The answer below is very general and doesn't take into account what emerged in later clarifications of the question. It treats $p(x)$, $p(c)$ and $p(x,c)$ as unknown entities. With the clarifications provided, $f$ needs to be considered as a function of many more variables, namely all $p(x,c')$ and all $p(x',c)$. All derivatives should then be partial derivatives, and we can take the derivative of $f$ with respect to $p(x,c)$ while keeping all other $p(x',c)$ and $p(x,c')$ constant. With $p(x)=\sum_cp(x,c)$ and $p(c)=\sum_xp(x,c)$, we have $\partial p(c)/\partial p(x,c)=1$ and $\partial p(x)/\partial p(x,c)=1$, so

$$ \frac{\partial f}{\partial p(x,c)}=\frac1{p(x,c)}+\frac1{p(x)}+\frac1{p(c)}\;. $$

(You'll need a Lagrange multiplier for the normalization constraint if you take this approach.)


It depends entirely on how you're viewing these probabilities.
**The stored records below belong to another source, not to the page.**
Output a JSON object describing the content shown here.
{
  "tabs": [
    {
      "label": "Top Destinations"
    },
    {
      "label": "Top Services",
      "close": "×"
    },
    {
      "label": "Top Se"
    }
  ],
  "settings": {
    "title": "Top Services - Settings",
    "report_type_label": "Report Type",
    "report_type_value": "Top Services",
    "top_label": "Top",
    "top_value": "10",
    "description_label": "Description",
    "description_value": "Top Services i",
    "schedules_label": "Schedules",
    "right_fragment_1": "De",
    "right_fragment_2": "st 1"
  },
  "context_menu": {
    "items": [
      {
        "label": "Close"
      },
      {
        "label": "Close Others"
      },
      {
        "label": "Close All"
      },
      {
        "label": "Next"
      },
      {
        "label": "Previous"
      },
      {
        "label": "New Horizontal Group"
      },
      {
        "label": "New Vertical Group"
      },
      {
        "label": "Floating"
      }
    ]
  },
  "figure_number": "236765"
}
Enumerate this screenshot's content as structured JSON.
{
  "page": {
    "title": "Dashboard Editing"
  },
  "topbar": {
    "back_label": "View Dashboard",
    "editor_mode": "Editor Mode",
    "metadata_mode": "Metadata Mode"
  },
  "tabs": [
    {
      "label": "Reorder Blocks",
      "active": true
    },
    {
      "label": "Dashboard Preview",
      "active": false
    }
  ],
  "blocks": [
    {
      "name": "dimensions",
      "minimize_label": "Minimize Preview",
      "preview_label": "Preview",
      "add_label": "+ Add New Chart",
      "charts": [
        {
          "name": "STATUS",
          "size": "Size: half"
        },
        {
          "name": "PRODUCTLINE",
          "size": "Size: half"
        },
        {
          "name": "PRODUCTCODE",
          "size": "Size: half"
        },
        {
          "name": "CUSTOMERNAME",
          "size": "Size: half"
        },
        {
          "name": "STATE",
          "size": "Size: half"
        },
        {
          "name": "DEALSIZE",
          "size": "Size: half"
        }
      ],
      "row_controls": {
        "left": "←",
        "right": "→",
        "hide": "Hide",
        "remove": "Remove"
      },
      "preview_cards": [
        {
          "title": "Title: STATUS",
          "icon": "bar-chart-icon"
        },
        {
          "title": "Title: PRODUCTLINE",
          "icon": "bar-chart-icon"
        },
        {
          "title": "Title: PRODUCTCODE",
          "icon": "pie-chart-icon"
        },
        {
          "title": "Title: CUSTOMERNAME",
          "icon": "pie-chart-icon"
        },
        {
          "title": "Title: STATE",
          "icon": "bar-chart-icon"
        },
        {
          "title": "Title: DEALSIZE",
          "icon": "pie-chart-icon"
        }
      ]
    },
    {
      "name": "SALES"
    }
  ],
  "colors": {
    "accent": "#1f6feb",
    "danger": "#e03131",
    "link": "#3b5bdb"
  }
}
If you have a model where $p(x)$, $p(c)$ and $p(x,c)$ can be varied separately, you can treat them as distinct independent variables and just take the partial derivative with respect to any of them, e.g. $\partial f/\partial p(x,c)=1/p(x,c)$.

On the other hand, if your model posits some relationship between them, you have to take that relationship into account. If $p(x)$ and $p(c)$ can be expressed as functions of $p(x,c)$, you can form the total derivative with respect to $p(x,c)$, and the result is similar but not quite the same as what you wrote:

$$ \begin{align} \frac{\mathrm df}{\mathrm dp(x,c)}&=\frac{\partial f}{\partial p(x,c)}+\frac{\partial f}{\partial p(x)}\frac{\mathrm dp(x)}{\mathrm dp(x,c)}+\frac{\partial f}{\partial p(c)}\frac{\mathrm dp(c)}{\mathrm dp(x,c)} \\ &=\frac1{p(x,c)}+\frac1{p(x)}\frac{\mathrm dp(x)}{\mathrm dp(x,c)}+\frac1{ p(c)}\frac{\mathrm dp(c)}{\mathrm dp(x,c)}\;. \end{align} $$

Theoretically you could also consider two of the three as independent and have only one relationship expressing the third in terms of them; in that case, "differentiating with respect to $p(x,c)$" is only well-defined if you specify which of the two others you're holding constant. Then you can form a partial derivative with respect to $p(x,c)$, which you can also obtain with the chain rule. For instance, if you want to differentiate with respect to $p(x,c)$ while holding $p(x)$ constant, that would be

$$ \begin{align} \left.\frac{\partial f}{\partial p(x,c)}\right|_{p(x)}&=\frac{\partial f}{\partial p(x,c)}\left.\frac{\partial p(x,c)}{\partial p(x,c)}\right|_{p(x)}+\frac{\partial f}{\partial p(x)}\left.\frac{\partial p(x)}{\partial p(x,c)}\right|_{p(x)}+\frac{\partial f}{\partial p(c)}\left.\frac{\partial p(c)}{\partial p(x,c)}\right|_{p(x)} \\ &= \frac{\partial f}{\partial p(x,c)}+\frac{\partial f}{\partial p(c)}\left.\frac{\partial p(c)}{\partial p(x,c)}\right|_{p(x)} \\ &= \frac1{p(x,c)}+\frac1{p(c)}\left.\frac{\partial p(c)}{\partial p(x,c)}\right|_{p(x)}\;, \end{align} $$

where the unqualified partial derivatives are the standard partial derivatives of $f$ with respect to its three arguments while keeping the other two constant.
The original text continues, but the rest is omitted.